Freitag, 11. September 2020

Coronakrise in Italien: 90.000 Hotels und Lokale mussten schließen

90.000 Hotels, Geschäfte, Bars und Restaurants haben in Italien infolge der Coronakrise geschlossen. Weitere 600.000 Betriebe seien gefährdet, sollte ihr Umsatz in den nächsten Monaten nicht steigen, geht aus einer am Freitag veröffentlichten Studie des italienischen Handelsverbands Confesercenti hervor.

Weitere 600.000 Betriebe seien gefährdet, sollte ihr Umsatz in den nächsten Monaten nicht steigen. (Symbolbild)
Weitere 600.000 Betriebe seien gefährdet, sollte ihr Umsatz in den nächsten Monaten nicht steigen. (Symbolbild) - Foto: © shutterstock
Eine halbe Million Betriebe in den Bereichen Tourismus und Gastronomie sei zu Jobkürzungen bereit. Laut einer Umfrage unter den Verbandsmitgliedern seien 7 Prozent der touristischen Betriebe pleitegegangen. Fast jeder zweite Betrieb sei konkursgefährdet.
Bars, Lokale und Restaurants fürchten den bevorstehenden Herbst.

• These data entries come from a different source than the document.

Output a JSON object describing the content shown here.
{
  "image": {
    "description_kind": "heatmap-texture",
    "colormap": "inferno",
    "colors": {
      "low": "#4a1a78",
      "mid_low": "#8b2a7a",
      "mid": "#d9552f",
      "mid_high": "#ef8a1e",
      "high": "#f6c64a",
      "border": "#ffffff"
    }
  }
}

Tische im Freien werden dann wegfallen, wodurch sich die Zahl der Gäste weiter reduzieren werde. Besonders gefährdet seien kleinere Betriebe im Tourismus und in der Gastronomie, aber auch in den Bereichen Freizeit, Kultur und Sport. Die norditalienischen Regionen leiden weniger unter den Schwierigkeiten, als jene in Süditalien, ergab die Studie.

Der Tourismus macht etwa 13 Prozent des italienischen Bruttoinlandsprodukts aus. Die Coronapandemie belastet den Sektor stark. Der Handelsverband drängt auf eine Senkung der Mehrwertsteuer als Maßnahme zur Wiederankurbelung des Konsums. Derzeit beträgt der Mehrwertsteuerhöchstsatz IVA 22 Prozent. Zuletzt war er im Jahr 2013 von 21 auf 22 Prozent erhöht worden.